公の場ですら滅多にやらないオールバックの髪型に、思わず何度か瞑目する。
いつかオールバックにしたときに、やたらめたら褒めたのを覚えていたのだろうか。
何とか平静を表面上で保ちながら、強烈に彼を意識してしまっている自分がいる。
こんなことでハグができるのかと不安に駆られながら、途端に汗が滲む手の平を強く握った。

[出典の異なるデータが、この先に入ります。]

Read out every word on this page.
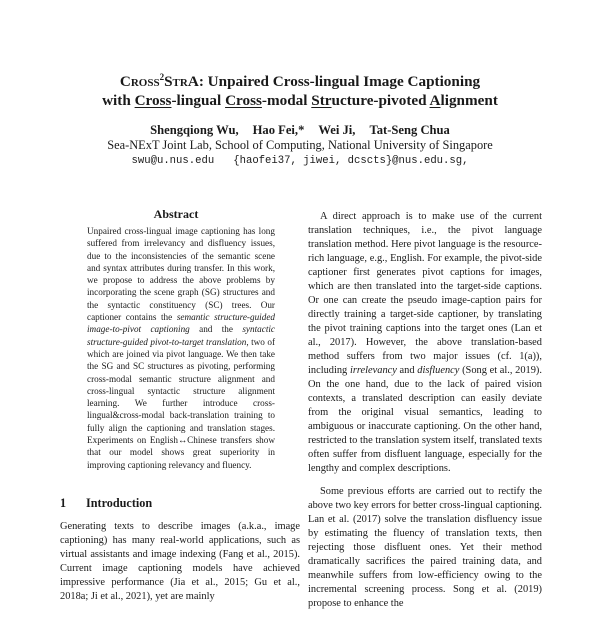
Cross$^2$StrA: Unpaired Cross-lingual Image Captioning
with Cross-lingual Cross-modal Structure-pivoted Alignment
Shengqiong Wu, Hao Fei,* Wei Ji, Tat-Seng Chua
Sea-NExT Joint Lab, School of Computing, National University of Singapore
swu@u.nus.edu   {haofei37, jiwei, dcscts}@nus.edu.sg,
Abstract
Unpaired cross-lingual image captioning has long suffered from irrelevancy and disfluency issues, due to the inconsistencies of the semantic scene and syntax attributes during transfer. In this work, we propose to address the above problems by incorporating the scene graph (SG) structures and the syntactic constituency (SC) trees. Our captioner contains the semantic structure-guided image-to-pivot captioning and the syntactic structure-guided pivot-to-target translation, two of which are joined via pivot language. We then take the SG and SC structures as pivoting, performing cross-modal semantic structure alignment and cross-lingual syntactic structure alignment learning. We further introduce cross-lingual&cross-modal back-translation training to fully align the captioning and translation stages. Experiments on English↔Chinese transfers show that our model shows great superiority in improving captioning relevancy and fluency.
1 Introduction

Generating texts to describe images (a.k.a., image captioning) has many real-world applications, such as virtual assistants and image indexing (Fang et al., 2015). Current image captioning models have achieved impressive performance (Jia et al., 2015; Gu et al., 2018a; Ji et al., 2021), yet are mainly

A direct approach is to make use of the current translation techniques, i.e., the pivot language translation method. Here pivot language is the resource-rich language, e.g., English. For example, the pivot-side captioner first generates pivot captions for images, which are then translated into the target-side captions. Or one can create the pseudo image-caption pairs for directly training a target-side captioner, by translating the pivot training captions into the target ones (Lan et al., 2017). However, the above translation-based method suffers from two major issues (cf. 1(a)), including irrelevancy and disfluency (Song et al., 2019). On the one hand, due to the lack of paired vision contexts, a translated description can easily deviate from the original visual semantics, leading to ambiguous or inaccurate captioning. On the other hand, restricted to the translation system itself, translated texts often suffer from disfluent language, especially for the lengthy and complex descriptions.

Some previous efforts are carried out to rectify the above two key errors for better cross-lingual captioning. Lan et al. (2017) solve the translation disfluency issue by estimating the fluency of translation texts, then rejecting those disfluent ones. Yet their method dramatically sacrifices the paired training data, and meanwhile suffers from low-efficiency owing to the incremental screening process. Song et al. (2019) propose to enhance the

まずはアルフレッドに差し障りのない挨拶をして握手を交わす。
触れた手の平はアーサーよりも温かくて、多分同じくらいに汗の気配がした。
アルフレッドも緊張しているのだと思うと、途端に心音が高まって呼吸が浅くなる。
一瞬腕の上げ方が分からなくなって、アルフレッドを見上げる。
動転してしまっているのに気がついてくれたのか、アルフレッドが腕を引いてくれた。
そのままアルフレッドを抱き留めた瞬間、ぞわりと肌がそば立った。
あの日の夜に感じた一瞬の体温を思い出して、一気に感情が溢れ出した。
この人に触れたい。
気持ちの正しさなんてどうだっていいのだ。
だた、近づきたくなって仕方がなくなった。
擦り切れた思考なぞ捨ててしまって、寄り添いたいと願ってしまった。
もうだめ、と心が悲鳴を上げる。
もうどうしようもない。
だって自分は知ってしまった。
アルフレッドの体温に高揚する精神と欲求に、気づいてしまった。
きっとこれが愛であり、恋なのだ。
何度も繰り返してしまっていた死滅回遊の果てに、ようやく答えをみつけられたらしい。
背伸びをしてアルフレッドの頬の傍でリップ音を立てて、一度顔を離す。
アルフレッドが俄かに瞳を丸くしているのがほんの少し愉快に感じた。
それから、メディアの席からは見えない方向の頬に軽く唇を落とす。
一瞬口紅が付いてしまったのではないかと危ぶんだが、最近の口紅は予想以上に高性能だったらしい。
後でゆっくり話そう。
そう彼にしか聞こえないように囁くと、小さく彼が頷いたのが分かった。
期待に煌く瞳を作り上げているのは他ならぬ自分なのだと思うと、堪らない気持ちになる。
この瞳をもっと輝かせてやりたいし、蕩かせてやりたいのだ。
それから二人で紅茶を飲みながらゆっくり話そう。
彼の思い続けてくれた時間に負けないくらいに。